Ela vive em equilíbrio com a Natureza, numa espécie de paz.
Bastante delicado e feminino, A MULHER QUE AMOU O VENTO dialoga, a grosso modo,
com o cinema de Agnes Varda, em sua mescla de cinema e artes visuais. Em sua
aposta pela dilatação dos tempos, pela rarefação das narrativas de pequenas
situações, Ana Moravi parece apontar para um cenário de fuga da opressão dos
centros urbanos, como escape da loquacidade da aceleração frenética e
desordenada. Busca o equilíbrio, a beleza e a paz.
A atuação de Thaís Dahas não pode ser definida por uma curva
dramatúrgica, ou pelo desenvolvimento de uma personagem: ela existe basicamente
como corpo que trafega em um espaço, como um anjo que flutua pela Natureza à
espera do seu destino, como uma performance em que ela se torna bailarina em um
campo aberto. A MULHER QUE AMOU O VENTO poderia se chamar A MENINA QUE AMOU O
VENTO e poderia ser também uma videodança. Há um certo tom de cinema infantil
no filme de Ana Moravi, já nítido desde a concepção visual dos créditos. Há uma
crença na ingenuidade da imagem, num certo romantismo. Por isso, acredito que a
imagem-síntese desse filme seja um momento visual em que é formada uma imagem
circular, em que Thais dança por sobre a superfície desse círculo, numa imagem
que nos remete diretamente às ilustrações mais conhecidas de O Pequeno Príncipe.
Enquanto dança, Thais é plena em seu mundo, é bela. Mas ao
mesmo tempo falta-lhe algo. Thais busca viver em paz e em equilíbrio com a
Natureza mas fracassa. Ela fracassa em sua solidão; o vento a atravessa e passa
a perturbá-la.
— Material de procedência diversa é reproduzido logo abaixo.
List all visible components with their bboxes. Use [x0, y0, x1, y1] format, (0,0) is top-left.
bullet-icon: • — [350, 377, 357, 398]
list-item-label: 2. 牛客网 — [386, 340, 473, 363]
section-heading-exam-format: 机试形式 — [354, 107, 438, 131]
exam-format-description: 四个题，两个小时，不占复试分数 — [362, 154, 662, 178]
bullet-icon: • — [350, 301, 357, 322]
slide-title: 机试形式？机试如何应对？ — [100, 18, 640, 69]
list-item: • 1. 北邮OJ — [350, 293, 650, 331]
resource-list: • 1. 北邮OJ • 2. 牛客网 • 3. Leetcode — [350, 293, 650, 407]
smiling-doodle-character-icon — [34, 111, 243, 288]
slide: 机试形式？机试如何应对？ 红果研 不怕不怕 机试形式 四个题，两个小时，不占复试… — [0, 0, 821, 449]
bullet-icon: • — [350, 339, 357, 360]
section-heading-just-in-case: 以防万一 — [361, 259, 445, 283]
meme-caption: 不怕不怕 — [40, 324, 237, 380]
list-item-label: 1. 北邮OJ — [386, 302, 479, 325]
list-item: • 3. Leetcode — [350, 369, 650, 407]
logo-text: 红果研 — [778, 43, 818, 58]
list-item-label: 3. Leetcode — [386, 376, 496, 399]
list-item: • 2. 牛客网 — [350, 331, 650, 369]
Sozinha, toda a sua beleza parece estéril.
Essa imagem "pequeno-príncipe" me parece refletir
toda a beleza e todas as fragilidades do projeto desse filme. A beleza e a
delicadeza desse universo feminino às vezes me parecem frágeis demais para
lidar com o mundo. A MULHER QUE AMOU O VENTO é tão belo e consciente de seus
movimentos que parece frágil demais para amar, pois o mundo muitas vezes é
sujo; o amor, nem sempre é o idealizado... Seu romantismo idealizado acaba por
fracassar, junto com a personagem. Talvez falte um pouco a Thais deixar de
brincar de boneca e se sujar um pouco de terra. Talvez falte a Thais - e ao
filme - se arriscar um pouco mais, deixar a zona de conforto, abandonar a paz
que se conquistou a tão duras penas e embarcar nesse desconhecido rumo chamado amor,
que muitas vezes não é nada agradável. Às vezes (não raras vezes) amar não é
nada agradável, ou belo.
Me parece que A MULHER QUE AMOU O VENTO é um irmão de filmes
como INSOLAÇÃO e DO COMEÇO AO FIM (ver http://cinecasulofilia.blogspot.com.br/2010/04/insolacao.html). Fico comovido pelo gesto de Ana Moravi mas em dúvida para
o que ele de fato aponta, dentro do cenário do cinema brasileiro contemporâneo.
Por conta dos títulos, fico pensando na diferença entre A
MULHER QUE AMOU O VENTO e A MULHER QUE INVENTOU O AMOR. Em como o feminino se
expressa nesses dois filmes, e em como os dois filmes observam a dificuldade de
amar. Para amar, é preciso arriscar tudo, é preciso viver, é preciso estar no
mundo, gostando ou não de como ele é.